Well, two weeks ago, the week before I left for my official summer vacation, I ran out of “gotta do it now”s.  I had a few little tid bits that needed cleaning up before I could leave my desk for a week, but on the whole if I really wanted to keep working I was going to have to re-open another big project (something I was loathe to do a mere week before I left it abandoned on my desk mostly because I didn’t want to be fretting over it my entire vacation).  So I took it easy.  I finished my bits and bobs and made it such that I could return to my desk with a clean slate.

And return I did.  Though I was technically home in the wee hours of Sunday morning, Sunday was essentially lost since I had slept for three hours and driven for the previous thirteen.  I spent the day doing laundry and unpacking with just enough naps to sustain my sleep-deprived self.  I woke up today and felt like I had been run over by a truck; my energy had bottomed out and I was barely able to think straight for the first half of the day.

At first, I panicked.  I had to hit the ground running.  I need to clean up my paper for ASTR.  I need to get together some things for my Measure for Measure director.  I need to learn my lines for Rosalind.  I need to hit the gym because I bet it forgets how much it hurts after I’ve had my way with it.

Then, I realized.  This was it.  The end of semester flop.  It had graciously delayed itself by about two months to give me the stamina to get through the first two thirds of my summer, but this was it.

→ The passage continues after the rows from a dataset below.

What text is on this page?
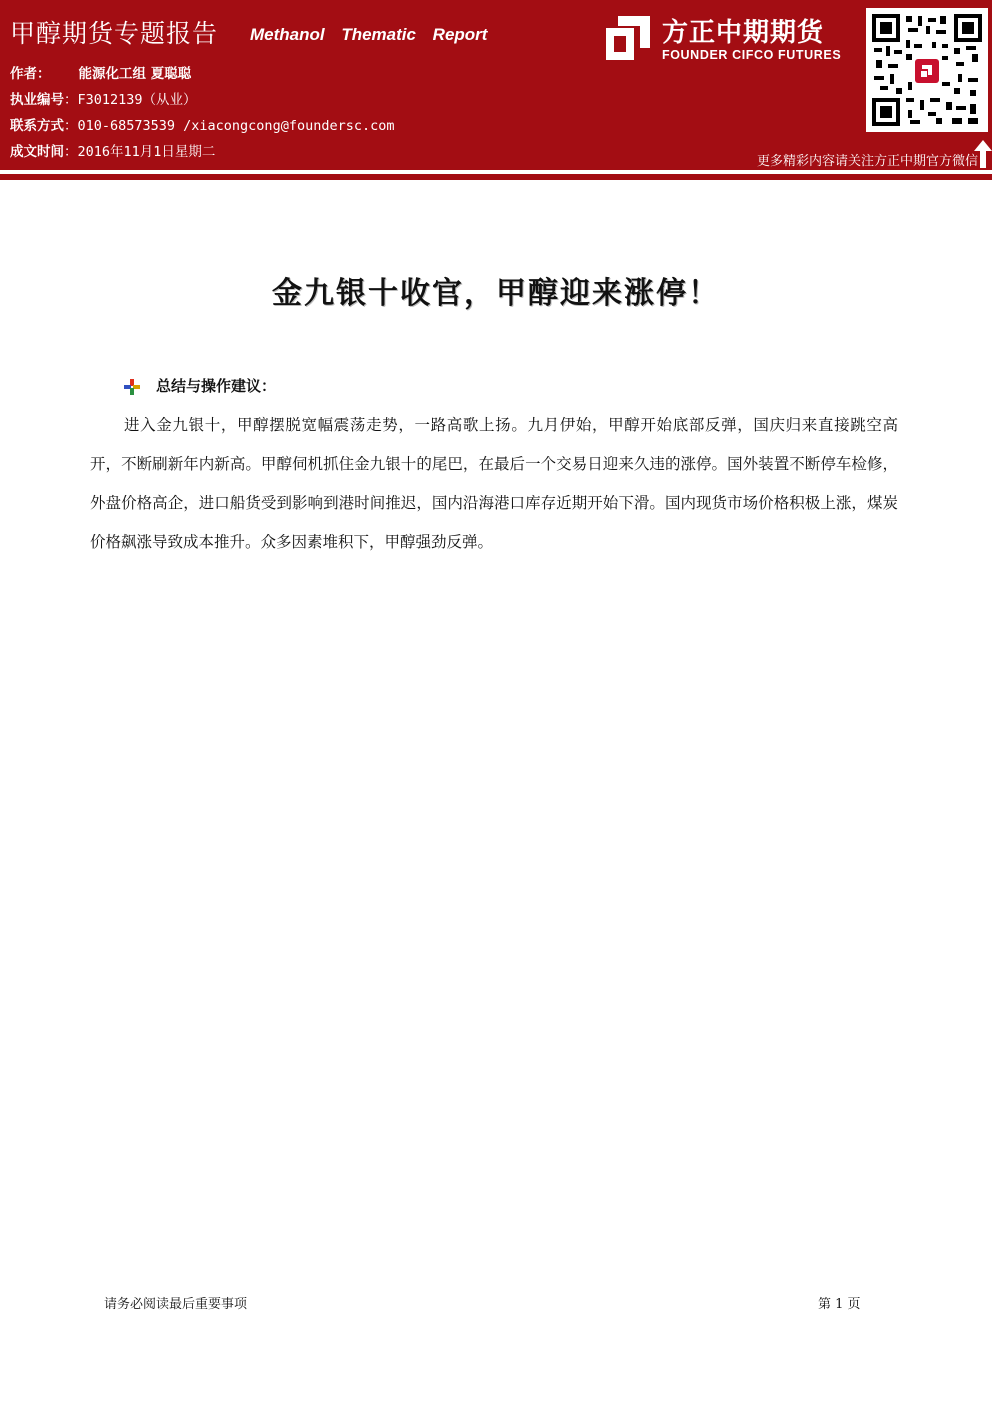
甲醇期货专题报告 Methanol Thematic Report
作者： 能源化工组 夏聪聪
执业编号：F3012139（从业）
联系方式：010-68573539 /xiacongcong@foundersc.com
成文时间：2016年11月1日星期二
方正中期期货
FOUNDER CIFCO FUTURES
更多精彩内容请关注方正中期官方微信
金九银十收官，甲醇迎来涨停！
总结与操作建议：

进入金九银十，甲醇摆脱宽幅震荡走势，一路高歌上扬。九月伊始，甲醇开始底部反弹，国庆归来直接跳空高开，不断刷新年内新高。甲醇伺机抓住金九银十的尾巴，在最后一个交易日迎来久违的涨停。国外装置不断停车检修，外盘价格高企，进口船货受到影响到港时间推迟，国内沿海港口库存近期开始下滑。国内现货市场价格积极上涨，煤炭价格飙涨导致成本推升。众多因素堆积下，甲醇强劲反弹。

请务必阅读最后重要事项	第 1 页
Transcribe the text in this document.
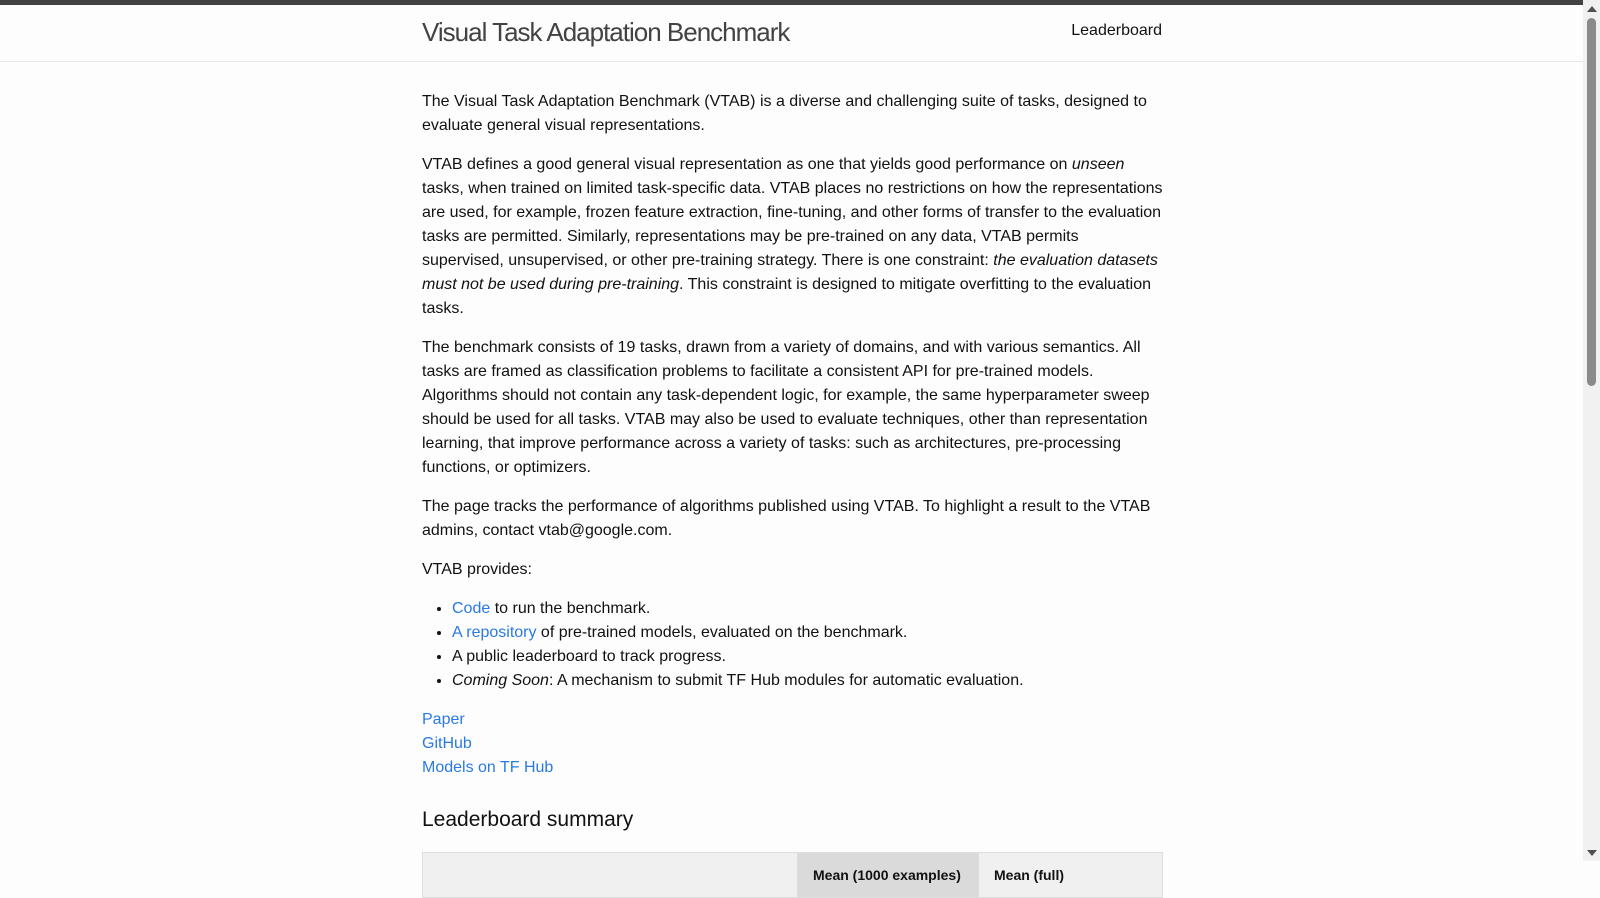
Visual Task Adaptation Benchmark	Leaderboard

The Visual Task Adaptation Benchmark (VTAB) is a diverse and challenging suite of tasks, designed to evaluate general visual representations.

VTAB defines a good general visual representation as one that yields good performance on unseen tasks, when trained on limited task-specific data. VTAB places no restrictions on how the representations are used, for example, frozen feature extraction, fine-tuning, and other forms of transfer to the evaluation tasks are permitted. Similarly, representations may be pre-trained on any data, VTAB permits supervised, unsupervised, or other pre-training strategy. There is one constraint: the evaluation datasets must not be used during pre-training. This constraint is designed to mitigate overfitting to the evaluation tasks.

The benchmark consists of 19 tasks, drawn from a variety of domains, and with various semantics. All tasks are framed as classification problems to facilitate a consistent API for pre-trained models. Algorithms should not contain any task-dependent logic, for example, the same hyperparameter sweep should be used for all tasks. VTAB may also be used to evaluate techniques, other than representation learning, that improve performance across a variety of tasks: such as architectures, pre-processing functions, or optimizers.

The page tracks the performance of algorithms published using VTAB. To highlight a result to the VTAB admins, contact vtab@google.com.

VTAB provides:

• Code to run the benchmark.
• A repository of pre-trained models, evaluated on the benchmark.
• A public leaderboard to track progress.
• Coming Soon: A mechanism to submit TF Hub modules for automatic evaluation.
Paper
GitHub
Models on TF Hub
Leaderboard summary
	Mean (1000 examples)	Mean (full)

And like it or not, I was down for the count for the next few days.

And I should just accept it and be grateful that I was going to be well-rested for September because darn it, I was going to rest.

So I took it easy Monday.  I did countless loads of laundry (finishing all of it that I came home with), took care of my tent which I had packed up while moist so it needed attention, sorted through a bunch of stuff in my basement, finished a few crafts projects, made dinner for a friend who had stopped by, cleaned my room, learned some of my lines, did a bit of writing, and attended to a few neglected household chores (yes, believe it or not, this is my life on easy mode… you don’t want to know what my hard days are like).

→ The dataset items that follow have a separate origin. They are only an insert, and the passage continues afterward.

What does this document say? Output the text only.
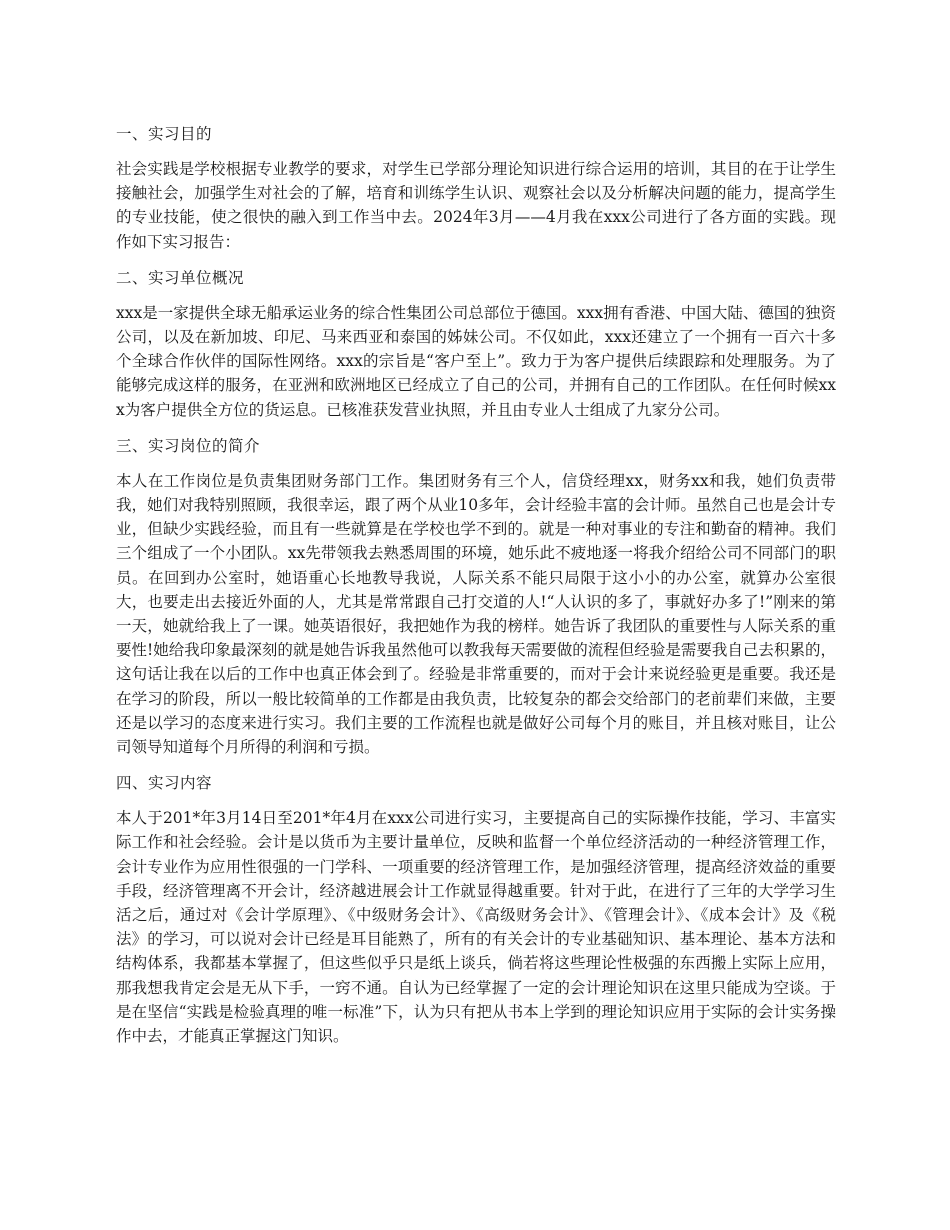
一、实习目的
社会实践是学校根据专业教学的要求，对学生已学部分理论知识进行综合运用的培训，其目的在于让学生接触社会，加强学生对社会的了解，培育和训练学生认识、观察社会以及分析解决问题的能力，提高学生的专业技能，使之很快的融入到工作当中去。2024年3月——4月我在xxx公司进行了各方面的实践。现作如下实习报告：
二、实习单位概况
xxx是一家提供全球无船承运业务的综合性集团公司总部位于德国。xxx拥有香港、中国大陆、德国的独资公司，以及在新加坡、印尼、马来西亚和泰国的姊妹公司。不仅如此，xxx还建立了一个拥有一百六十多个全球合作伙伴的国际性网络。xxx的宗旨是“客户至上”。致力于为客户提供后续跟踪和处理服务。为了能够完成这样的服务，在亚洲和欧洲地区已经成立了自己的公司，并拥有自己的工作团队。在任何时候xxx为客户提供全方位的货运息。已核准获发营业执照，并且由专业人士组成了九家分公司。
三、实习岗位的简介
本人在工作岗位是负责集团财务部门工作。集团财务有三个人，信贷经理xx，财务xx和我，她们负责带我，她们对我特别照顾，我很幸运，跟了两个从业10多年，会计经验丰富的会计师。虽然自己也是会计专业，但缺少实践经验，而且有一些就算是在学校也学不到的。就是一种对事业的专注和勤奋的精神。我们三个组成了一个小团队。xx先带领我去熟悉周围的环境，她乐此不疲地逐一将我介绍给公司不同部门的职员。在回到办公室时，她语重心长地教导我说，人际关系不能只局限于这小小的办公室，就算办公室很大，也要走出去接近外面的人，尤其是常常跟自己打交道的人!“人认识的多了，事就好办多了!”刚来的第一天，她就给我上了一课。她英语很好，我把她作为我的榜样。她告诉了我团队的重要性与人际关系的重要性!她给我印象最深刻的就是她告诉我虽然他可以教我每天需要做的流程但经验是需要我自己去积累的，这句话让我在以后的工作中也真正体会到了。经验是非常重要的，而对于会计来说经验更是重要。我还是在学习的阶段，所以一般比较简单的工作都是由我负责，比较复杂的都会交给部门的老前辈们来做，主要还是以学习的态度来进行实习。我们主要的工作流程也就是做好公司每个月的账目，并且核对账目，让公司领导知道每个月所得的利润和亏损。
四、实习内容
本人于201*年3月14日至201*年4月在xxx公司进行实习，主要提高自己的实际操作技能，学习、丰富实际工作和社会经验。会计是以货币为主要计量单位，反映和监督一个单位经济活动的一种经济管理工作，会计专业作为应用性很强的一门学科、一项重要的经济管理工作，是加强经济管理，提高经济效益的重要手段，经济管理离不开会计，经济越进展会计工作就显得越重要。针对于此，在进行了三年的大学学习生活之后，通过对《会计学原理》、《中级财务会计》、《高级财务会计》、《管理会计》、《成本会计》及《税法》的学习，可以说对会计已经是耳目能熟了，所有的有关会计的专业基础知识、基本理论、基本方法和结构体系，我都基本掌握了，但这些似乎只是纸上谈兵，倘若将这些理论性极强的东西搬上实际上应用，那我想我肯定会是无从下手，一窍不通。自认为已经掌握了一定的会计理论知识在这里只能成为空谈。于是在坚信“实践是检验真理的唯一标准”下，认为只有把从书本上学到的理论知识应用于实际的会计实务操作中去，才能真正掌握这门知识。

self-portrait taken during hour 6 of writing a paper during my Master’s

And tomorrow I will open up those projects and hit them hard.  I hope.  End of semester flop is nothing to joke about; it’s a necessary evil for the wanna-be-sane graduate student and without it, there’s no way I could be prepared for September.

The moral of this story: everyone deserves a break.  Especially after six months of consistent sixty to seventy hour work weeks.  I earned this flop with every till-midnight paper session and every Saturday that I said “sorry, I have to stay home and work”.

Enjoy your flopping!

2 thoughts on “The Great Flop

  1. You be crazy, woman. But I’m just glad you’re relatively alright. There’s a moral here, and it does NOT have to do with production.

  2. Huzzah! One semester, during the first or second year of my doctorate when I was still doing course work and juggling an overly packed teaching load, I ened up in the emergency room. Finally, my dept. Chair and advisor emailed me and said “Enough. Go to bed for a month. No papers, no research, no studying. If you can’t take care of yourself, you’re going to burn out before you get out of the gates.”